As with the majority of the Roman views completed at Monro’s home, it has not been possible to trace the precise source of this image of one of the ancient city’s most spectacular sights. John Robert Cozens (1752–97) painted a watercolour of the Castle of St Angelo, as the monument is now known after its conversion in the Renaissance period, but the view dating from 1780 is from a different, more conventional angle. Indeed, although the central motif may have been copied from one of the sketches that Cozens made during his stay in Italy from November 1776 through to March 1779, a comparison with another view of the castle taken from the same direction, the north west, shows that the Monro School watercolour departs from its appearance in the eighteenth century. An etching by Giovanni Battista Piranesi (1720–78) clearly shows how the central tower is linked to one of four monumental bastions and how the elevated archway to the right, known as the Passetto di Borgo, joins it and not the castle itself (see figure 1). There are, I suggest, two possible reasons for the anomaly seen in the Monro School image. Firstly, Turner, following Girtin’s outline, may have created what is in effect a capriccio, an imaginary view of the monument in a pre-excavation state with the bastion all but hidden away and with a sole figure clearing away the soil in a desultory manner. Secondly, perhaps Girtin worked from an outline sketch that, in concentrating on the architectural details of the castle motif, left the foreground bastion and the archway to the right vague and undeveloped. The differences between the two views would therefore be the outcome of a simple misinterpretation of incomplete evidence.

There is a tendency to ascribe the more colourful and highly finished Monro School landscapes solely to Turner, not least because any underlying pencil work is often effaced.
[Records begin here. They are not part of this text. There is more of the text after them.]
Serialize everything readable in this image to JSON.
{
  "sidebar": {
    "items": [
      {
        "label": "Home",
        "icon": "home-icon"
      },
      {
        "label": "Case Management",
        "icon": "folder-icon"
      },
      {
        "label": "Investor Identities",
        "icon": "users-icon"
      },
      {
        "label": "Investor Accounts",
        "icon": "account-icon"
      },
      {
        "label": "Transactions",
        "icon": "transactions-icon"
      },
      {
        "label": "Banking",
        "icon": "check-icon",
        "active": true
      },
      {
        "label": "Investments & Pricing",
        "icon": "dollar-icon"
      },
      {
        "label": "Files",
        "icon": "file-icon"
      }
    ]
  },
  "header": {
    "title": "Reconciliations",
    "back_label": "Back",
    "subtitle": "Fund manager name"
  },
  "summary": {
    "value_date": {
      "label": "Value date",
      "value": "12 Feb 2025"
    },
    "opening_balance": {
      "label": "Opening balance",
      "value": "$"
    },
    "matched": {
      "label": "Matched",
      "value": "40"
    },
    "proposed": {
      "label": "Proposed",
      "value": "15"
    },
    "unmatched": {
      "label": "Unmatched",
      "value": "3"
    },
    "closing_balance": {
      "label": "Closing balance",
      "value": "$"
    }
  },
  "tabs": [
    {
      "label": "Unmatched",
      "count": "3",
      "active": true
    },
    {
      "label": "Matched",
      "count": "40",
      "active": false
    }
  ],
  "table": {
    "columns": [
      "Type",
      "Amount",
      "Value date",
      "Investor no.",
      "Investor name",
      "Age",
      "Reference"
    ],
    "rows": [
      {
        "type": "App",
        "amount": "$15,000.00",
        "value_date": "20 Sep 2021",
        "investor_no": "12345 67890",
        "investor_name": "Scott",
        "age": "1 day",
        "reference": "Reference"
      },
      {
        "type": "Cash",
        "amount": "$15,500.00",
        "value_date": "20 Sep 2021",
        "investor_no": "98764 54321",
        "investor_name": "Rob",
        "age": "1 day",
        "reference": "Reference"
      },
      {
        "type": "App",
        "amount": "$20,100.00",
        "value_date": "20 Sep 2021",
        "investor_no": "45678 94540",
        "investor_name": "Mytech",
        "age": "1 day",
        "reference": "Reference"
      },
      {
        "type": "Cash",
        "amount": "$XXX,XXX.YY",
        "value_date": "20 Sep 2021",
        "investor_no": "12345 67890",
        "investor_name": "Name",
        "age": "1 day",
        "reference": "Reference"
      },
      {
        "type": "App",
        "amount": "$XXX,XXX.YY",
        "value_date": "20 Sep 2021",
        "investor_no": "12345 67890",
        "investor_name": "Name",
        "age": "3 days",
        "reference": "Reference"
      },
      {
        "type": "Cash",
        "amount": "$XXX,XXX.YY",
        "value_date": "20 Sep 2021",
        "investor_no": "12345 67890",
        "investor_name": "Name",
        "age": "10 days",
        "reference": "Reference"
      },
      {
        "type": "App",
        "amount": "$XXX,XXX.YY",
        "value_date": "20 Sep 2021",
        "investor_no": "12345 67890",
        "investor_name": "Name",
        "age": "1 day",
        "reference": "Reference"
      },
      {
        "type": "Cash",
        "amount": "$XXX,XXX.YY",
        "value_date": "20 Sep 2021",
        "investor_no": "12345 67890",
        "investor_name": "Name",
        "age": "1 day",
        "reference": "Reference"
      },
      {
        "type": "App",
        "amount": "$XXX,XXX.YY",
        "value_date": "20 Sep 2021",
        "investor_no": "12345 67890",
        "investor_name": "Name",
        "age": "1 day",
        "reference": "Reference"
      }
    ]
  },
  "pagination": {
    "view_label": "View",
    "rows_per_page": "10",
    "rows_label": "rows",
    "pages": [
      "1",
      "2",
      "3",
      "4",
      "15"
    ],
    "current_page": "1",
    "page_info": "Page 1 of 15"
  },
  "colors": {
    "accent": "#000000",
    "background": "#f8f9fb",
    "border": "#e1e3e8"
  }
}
This work has always been attributed to Turner, but arguably there is just enough inventive and fluent pencil work still evident to suggest that Girtin was involved in its production: the figure under the arch to the right is even left untouched by Turner’s washes. The fact that the sky is carefully developed, in contrast to the skies in the majority of the Monro School subjects, does not mean that the composition did not begin with the production of a replica of a comparatively slight source, therefore, and I can see no compelling reason to believe that more fully worked sheets such as this depart from the artists’ customary collaborative practice.

by Greg Smith

Place depicted

Footnotes

  1. 1 The full diary entry, giving crucial details of the artists’ work at Monro’s house, is transcribed in the Documents section of the Archive (1798 – Item 2).